Arizona Sen. John McCain said Congress shares blame for problems with the nation's bridges and roads.
"We passed a $50 billion transportation bill that had $2 billion in pork-barrel, earmarked projects," he said. "Not one dime in those pork-barrel projects was for inspection or repair of bridges."
The candidates were shown a clip of Bush in 1999 promising to "restore honor and dignity to the Oval Office."
Colorado Rep. Tom Tancredo said he would restore "hope."
"Hope in America itself, remembering that we have made a number of mistakes that have turned our friends against us, have encouraged our enemies."
Regarding Iraq, Rep. Ron Paul of Texas stood out as the maverick of the group, repeating his call for an immediate exit. "We went in illegally and we ought to just come home!" he said to applause.
California Rep.
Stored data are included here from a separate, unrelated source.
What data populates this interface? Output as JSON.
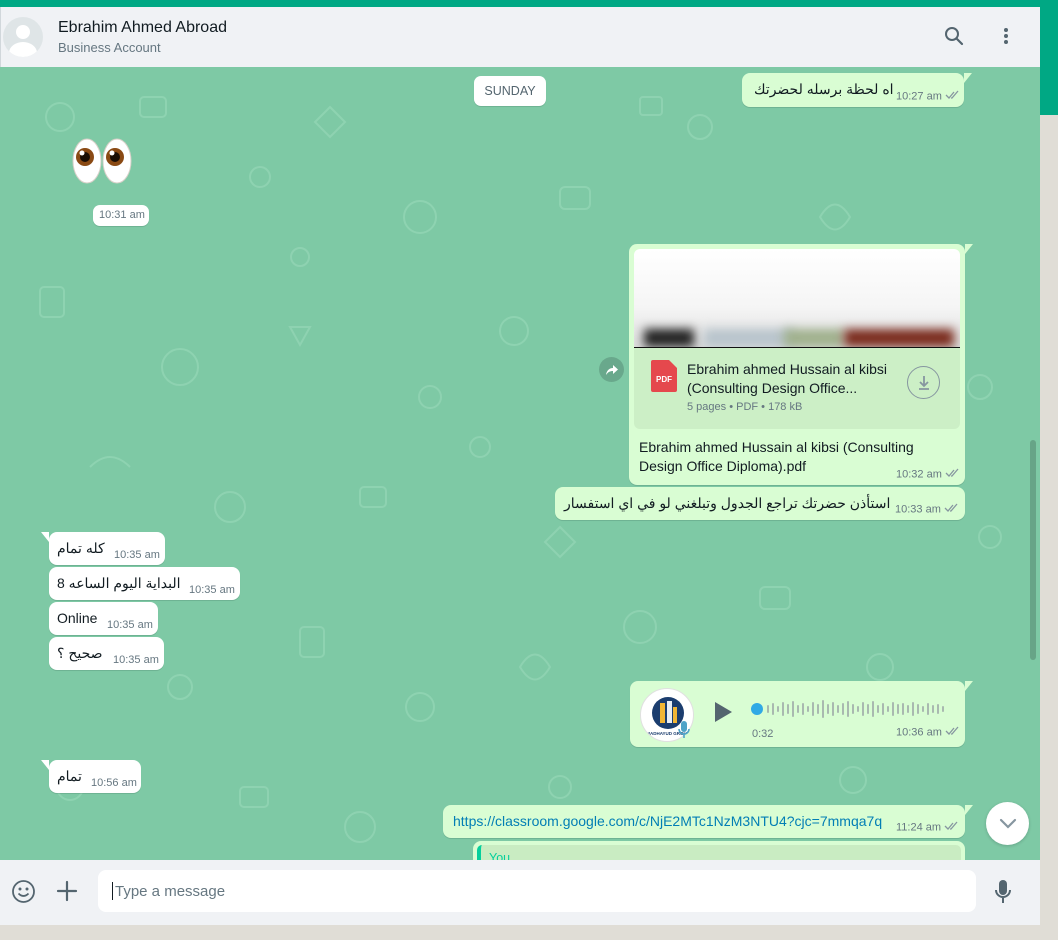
{
  "header": {
    "contact_name": "Ebrahim Ahmed Abroad",
    "subtitle": "Business Account",
    "icons": [
      "avatar-placeholder",
      "search-icon",
      "menu-dots-icon"
    ]
  },
  "date_badge": "SUNDAY",
  "messages": [
    {
      "dir": "out",
      "text": "اه لحظة برسله لحضرتك",
      "time": "10:27 am",
      "status": "read"
    },
    {
      "dir": "in",
      "type": "emoji",
      "text": "👀",
      "time": "10:31 am"
    },
    {
      "dir": "out",
      "type": "document",
      "file_name": "Ebrahim ahmed Hussain al kibsi (Consulting Design Office...",
      "meta": "5 pages • PDF • 178 kB",
      "caption": "Ebrahim ahmed Hussain al kibsi (Consulting Design Office Diploma).pdf",
      "time": "10:32 am",
      "status": "read"
    },
    {
      "dir": "out",
      "text": "استأذن حضرتك تراجع الجدول وتبلغني لو في اي استفسار",
      "time": "10:33 am",
      "status": "read"
    },
    {
      "dir": "in",
      "text": "كله تمام",
      "time": "10:35 am"
    },
    {
      "dir": "in",
      "text": "البداية اليوم الساعه 8",
      "time": "10:35 am"
    },
    {
      "dir": "in",
      "text": "Online",
      "time": "10:35 am"
    },
    {
      "dir": "in",
      "text": "صحيح ؟",
      "time": "10:35 am"
    },
    {
      "dir": "out",
      "type": "voice",
      "duration": "0:32",
      "time": "10:36 am",
      "status": "read",
      "avatar_text": "MADHAYUD GROUP"
    },
    {
      "dir": "in",
      "text": "تمام",
      "time": "10:56 am"
    },
    {
      "dir": "out",
      "type": "link",
      "text": "https://classroom.google.com/c/NjE2MTc1NzM3NTU4?cjc=7mmqa7q",
      "time": "11:24 am",
      "status": "read"
    },
    {
      "dir": "out",
      "type": "quote",
      "quote_author": "You"
    }
  ],
  "composer": {
    "placeholder": "Type a message",
    "icons": [
      "emoji-icon",
      "attach-plus-icon",
      "microphone-icon"
    ]
  },
  "colors": {
    "header_bg": "#f0f2f5",
    "chat_bg": "#7ec9a5",
    "outgoing_bubble": "#d9fdd3",
    "incoming_bubble": "#ffffff",
    "link": "#027eb5",
    "read_ticks": "#667781"
  }
}
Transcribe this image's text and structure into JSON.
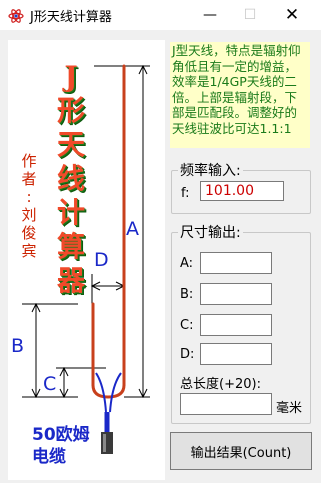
{
  "window": {
    "title": "J形天线计算器",
    "minimize_glyph": "—",
    "maximize_glyph": "☐",
    "close_glyph": "✕",
    "icon": "atom-icon"
  },
  "diagram": {
    "title_chars": [
      "J",
      "形",
      "天",
      "线",
      "计",
      "算",
      "器"
    ],
    "author_chars": [
      "作",
      "者",
      ":",
      "刘",
      "俊",
      "宾"
    ],
    "label_a": "A",
    "label_b": "B",
    "label_c": "C",
    "label_d": "D",
    "cable_line1": "50欧姆",
    "cable_line2": "电缆",
    "colors": {
      "element": "#c8401c",
      "dimension": "#000000",
      "cable": "#1a28c8"
    }
  },
  "info": {
    "text": "J型天线，特点是辐射仰角低且有一定的增益，效率是1/4GP天线的二倍。上部是辐射段，下部是匹配段。调整好的天线驻波比可达1.1:1"
  },
  "frequency": {
    "group_title": "频率输入:",
    "label": "f:",
    "value": "101.00"
  },
  "dimensions": {
    "group_title": "尺寸输出:",
    "fields": [
      {
        "label": "A:",
        "value": ""
      },
      {
        "label": "B:",
        "value": ""
      },
      {
        "label": "C:",
        "value": ""
      },
      {
        "label": "D:",
        "value": ""
      }
    ],
    "total_label": "总长度(+20):",
    "total_value": "",
    "unit": "毫米"
  },
  "button": {
    "label": "输出结果(Count)"
  }
}
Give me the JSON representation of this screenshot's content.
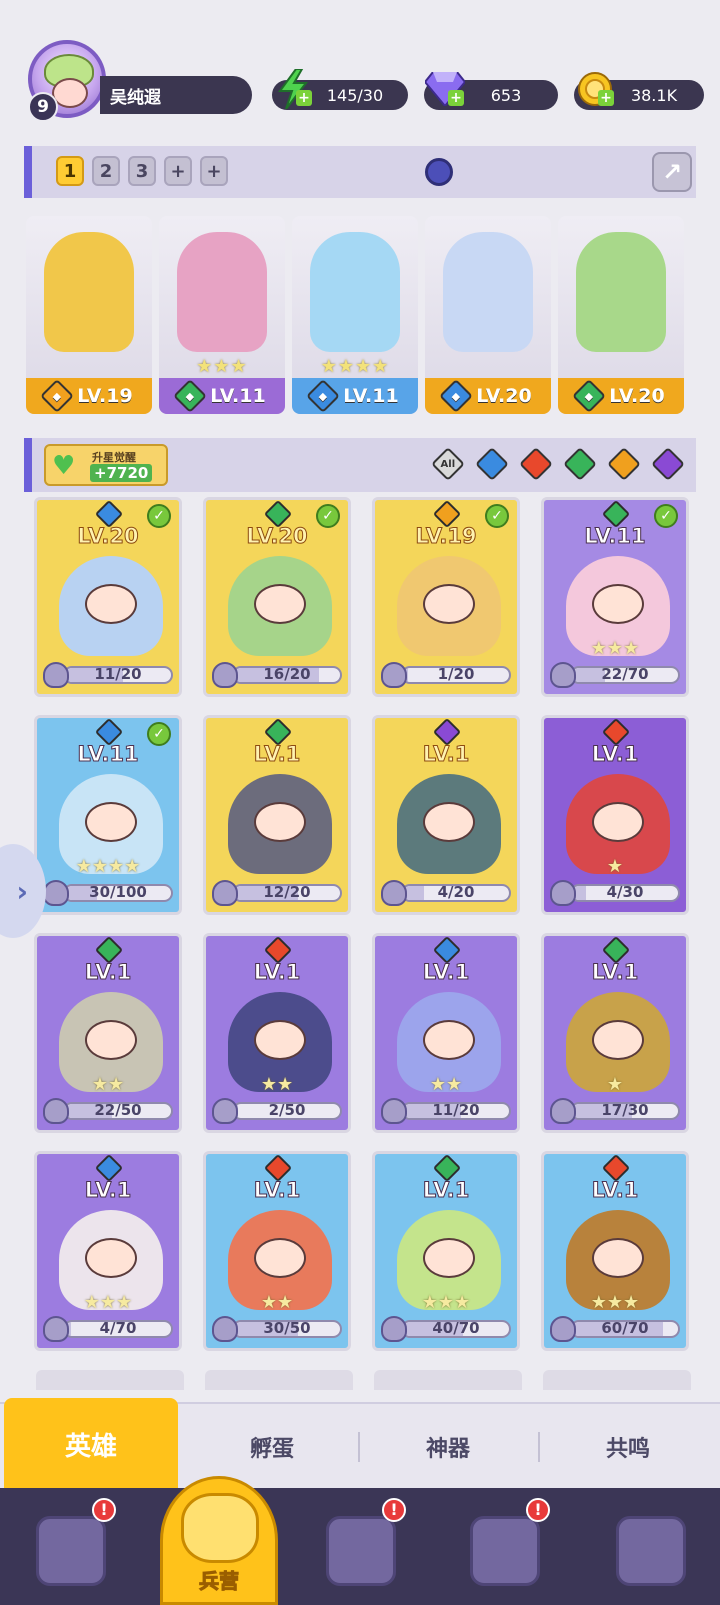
{
  "player": {
    "level": "9",
    "name": "吴纯遐"
  },
  "resources": {
    "energy": "145/30",
    "gems": "653",
    "gold": "38.1K"
  },
  "team_tabs": [
    "1",
    "2",
    "3",
    "+",
    "+"
  ],
  "team": [
    {
      "level": "LV.19",
      "element": "light",
      "stars": "",
      "strip_color": "#f0a81e",
      "art_color": "#f1c74a"
    },
    {
      "level": "LV.11",
      "element": "nature",
      "stars": "★★★",
      "strip_color": "#9b6bd6",
      "art_color": "#e7a3c4"
    },
    {
      "level": "LV.11",
      "element": "water",
      "stars": "★★★★",
      "strip_color": "#58a4e8",
      "art_color": "#a5d8f4"
    },
    {
      "level": "LV.20",
      "element": "water",
      "stars": "",
      "strip_color": "#f0a81e",
      "art_color": "#c8d8f4"
    },
    {
      "level": "LV.20",
      "element": "nature",
      "stars": "",
      "strip_color": "#f0a81e",
      "art_color": "#a8d88a"
    }
  ],
  "awaken": {
    "label": "升星觉醒",
    "value": "+7720"
  },
  "filters": [
    "All",
    "water",
    "fire",
    "nature",
    "light",
    "dark"
  ],
  "heroes": [
    {
      "level": "LV.20",
      "element": "water",
      "checked": true,
      "stars": "",
      "progress": "11/20",
      "fill": 0.55,
      "bg": "#f4d65a",
      "art": "#b8d2f2"
    },
    {
      "level": "LV.20",
      "element": "nature",
      "checked": true,
      "stars": "",
      "progress": "16/20",
      "fill": 0.8,
      "bg": "#f4d65a",
      "art": "#a6d48a"
    },
    {
      "level": "LV.19",
      "element": "light",
      "checked": true,
      "stars": "",
      "progress": "1/20",
      "fill": 0.05,
      "bg": "#f4d65a",
      "art": "#f0c870"
    },
    {
      "level": "LV.11",
      "element": "nature",
      "checked": true,
      "stars": "★★★",
      "progress": "22/70",
      "fill": 0.31,
      "bg": "#a58ae4",
      "art": "#f4c8dc"
    },
    {
      "level": "LV.11",
      "element": "water",
      "checked": true,
      "stars": "★★★★",
      "progress": "30/100",
      "fill": 0.3,
      "bg": "#7cc4ee",
      "art": "#c8e4f6"
    },
    {
      "level": "LV.1",
      "element": "nature",
      "checked": false,
      "stars": "",
      "progress": "12/20",
      "fill": 0.6,
      "bg": "#f4d65a",
      "art": "#6c6c7c"
    },
    {
      "level": "LV.1",
      "element": "dark",
      "checked": false,
      "stars": "",
      "progress": "4/20",
      "fill": 0.2,
      "bg": "#f4d65a",
      "art": "#5c7a7c"
    },
    {
      "level": "LV.1",
      "element": "fire",
      "checked": false,
      "stars": "★",
      "progress": "4/30",
      "fill": 0.13,
      "bg": "#8c5ed6",
      "art": "#d8484c"
    },
    {
      "level": "LV.1",
      "element": "nature",
      "checked": false,
      "stars": "★★",
      "progress": "22/50",
      "fill": 0.44,
      "bg": "#9c7ce0",
      "art": "#c8c4b4"
    },
    {
      "level": "LV.1",
      "element": "fire",
      "checked": false,
      "stars": "★★",
      "progress": "2/50",
      "fill": 0.04,
      "bg": "#9c7ce0",
      "art": "#4c4c8c"
    },
    {
      "level": "LV.1",
      "element": "water",
      "checked": false,
      "stars": "★★",
      "progress": "11/20",
      "fill": 0.55,
      "bg": "#9c7ce0",
      "art": "#9ca4ec"
    },
    {
      "level": "LV.1",
      "element": "nature",
      "checked": false,
      "stars": "★",
      "progress": "17/30",
      "fill": 0.57,
      "bg": "#9c7ce0",
      "art": "#c8a24a"
    },
    {
      "level": "LV.1",
      "element": "water",
      "checked": false,
      "stars": "★★★",
      "progress": "4/70",
      "fill": 0.06,
      "bg": "#9c7ce0",
      "art": "#ece4ec"
    },
    {
      "level": "LV.1",
      "element": "fire",
      "checked": false,
      "stars": "★★",
      "progress": "30/50",
      "fill": 0.6,
      "bg": "#7cc4ee",
      "art": "#e87a5c"
    },
    {
      "level": "LV.1",
      "element": "nature",
      "checked": false,
      "stars": "★★★",
      "progress": "40/70",
      "fill": 0.57,
      "bg": "#7cc4ee",
      "art": "#c4e48c"
    },
    {
      "level": "LV.1",
      "element": "fire",
      "checked": false,
      "stars": "★★★",
      "progress": "60/70",
      "fill": 0.86,
      "bg": "#7cc4ee",
      "art": "#b8823c"
    }
  ],
  "tabs": [
    "英雄",
    "孵蛋",
    "神器",
    "共鸣"
  ],
  "nav": {
    "active_label": "兵营",
    "alerts": [
      "!",
      "!",
      "!"
    ]
  },
  "element_colors": {
    "water": "#3a8be0",
    "fire": "#e8482c",
    "nature": "#38b45a",
    "light": "#f0a01e",
    "dark": "#8a4ad4"
  }
}
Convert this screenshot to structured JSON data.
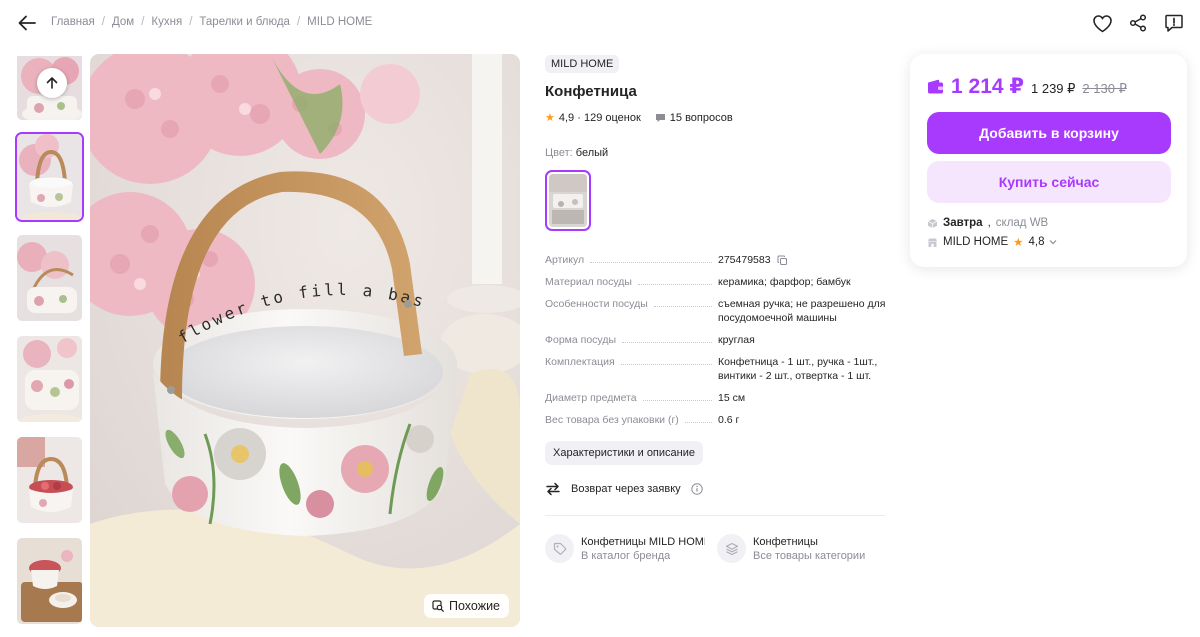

Duncan Hunter said the United States is "standing up" Iraq's military. Once the Iraqi forces are "reliable, battle-ready," they will displace U.S. heavy combat forces, he said. "That's the right way to leave, not a stampede for the exit."
McCain and Giuliani each argued that their experience separates them from the pack.
"I am fully prepared -- fully prepared, more than anyone else running on either side -- to fight the transcendent challenge of this nation, which will be for all of the 21st century. And that is the struggle against radical Islamic extremism," said McCain, citing his military background.
Giuliani, speaking next, said the other candidates "haven't held an executive office in their lives. They haven't run a city, a state, a business. ... You've got to have some kind of experience for this job."
Hunter said the United States is "standing up" Iraq's military. Once the Iraqi forces are "reliable, battle-ready," they will displace U.S. heavy combat forces, he said. "That's the right way to leave, not a stampede for the exit."
Several candidates weighed in on Democratic Sen. Barack Obama's pledge last week that he would consider taking military action in Pakistan unilaterally. "If we have actionable intelligence about high-value terrorist targets, and President Musharraf will not act, we will," Obama said.
The remark drew rebuke from some fellow Democrats, including presidential hopeful Sen. Hillary Clinton of New York.
"I think the senator, if he could just say it over again, might want to say that we would encourage Musharraf to allow us to do it if we thought he couldn't accomplish it," Giuliani said.
Romney had harsher words for Obama. "I think Barack Obama is confused as to who are our friends and who are our enemies," he said.
"We do not go out and say to a nation, which is working with us, where we have collaborated and they are our friend and we're trying to support Musharraf and strengthen him and his nation, that instead that we intend to go in there and potentially bring out a unilateral attack," he added.
All the candidates sought to distinguish themselves from Bush, who faces low popularity ratings.
"I'm not a carbon copy of President Bush, and there are things I would do that would be done differently," Romney said. But, he added, "I know they make mistakes. But they have kept us safe these last six years. Let's not forget that.